21:15. Zifiri karanlık. Ufukta, sağda, solda ışık yok. Karşıdan gelen, önümden giden yok. Yolda çizgi yok. Yolun asfalt olduğundan da emin değilim. Arabanın yolu yeterince tuttuğunu söyleyemem. Acaba tekerleklerde bir problem mi var? İlk istasyonda duracağım ama kimbilir kaç km sonra?

21:25. İsmini bilmediğim, hatırlayamayacağım bir benzin istasyonunda duruyorum. Tekerlerde bir sorun yok, sorun yolda. Bıkkın ve uykulu, kirli sakallı bir nöbetçi benzinciye miskin bir köpek eşlik ediyor.
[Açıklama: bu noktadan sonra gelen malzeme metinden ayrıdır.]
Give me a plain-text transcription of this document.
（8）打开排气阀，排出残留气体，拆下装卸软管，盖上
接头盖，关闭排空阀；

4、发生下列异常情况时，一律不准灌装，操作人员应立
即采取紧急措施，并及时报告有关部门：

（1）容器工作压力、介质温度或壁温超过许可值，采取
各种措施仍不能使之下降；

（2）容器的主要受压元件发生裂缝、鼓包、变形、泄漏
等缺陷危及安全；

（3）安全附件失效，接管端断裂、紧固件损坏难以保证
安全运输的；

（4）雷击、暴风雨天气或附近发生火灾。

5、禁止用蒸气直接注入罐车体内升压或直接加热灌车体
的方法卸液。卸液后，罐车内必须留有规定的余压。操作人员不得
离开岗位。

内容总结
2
Yoldan bahsediyoruz. Çalışma 10-15 km daha sürüyormuş. Dikkatli düşük süratle gitmeliymişim, taşa ¨kaptırmamalıymışım¨. Buraya kadar geldikten sonra yapacak birşey yok, devam ediyorum.

21:40. Hava 10 derece. Yol giderek daha da bozuluyor. Artık bir noktada yol tamamen kapanacakmış ve  geri dönmek zorunda kalacakmışım gibi hissetmeye başladım. Yola çıkalı tam 3,5 saat oldu. Bu yolu gideceklere samimi, ilk ve en önemli tavsiyem kendi arabalarıyla değil araç kiralayarak gitmeleri.

22:00. Nihayet, yol yapım çalışması bitti. Artık tekrar asfalt üzerindeyim. Kars’a 30 km kalmış. Havanın çok soğuk olacağını düşünmüştüm ama 14 derece. İkince defa, artık yolun en kötü kısmını geride bıraktığımı zannediyorum.

22:20. Resmen Kars şehrine giriş yapıyorum. Bu anı yazının üzerindeki fotoğraf ile ölümsüzleştirmeye karar veriyorum. Şehir büyük, kalabalık ve beklemediğim kadar canlı. Devlet hastanesine nasıl gidebileceğimi soruyorum. Önce devlet hastanesini, sonra DSİ misafirhanesini buluyorum. Kontak kapatma zamanı. Saat 22:30, yorgunum.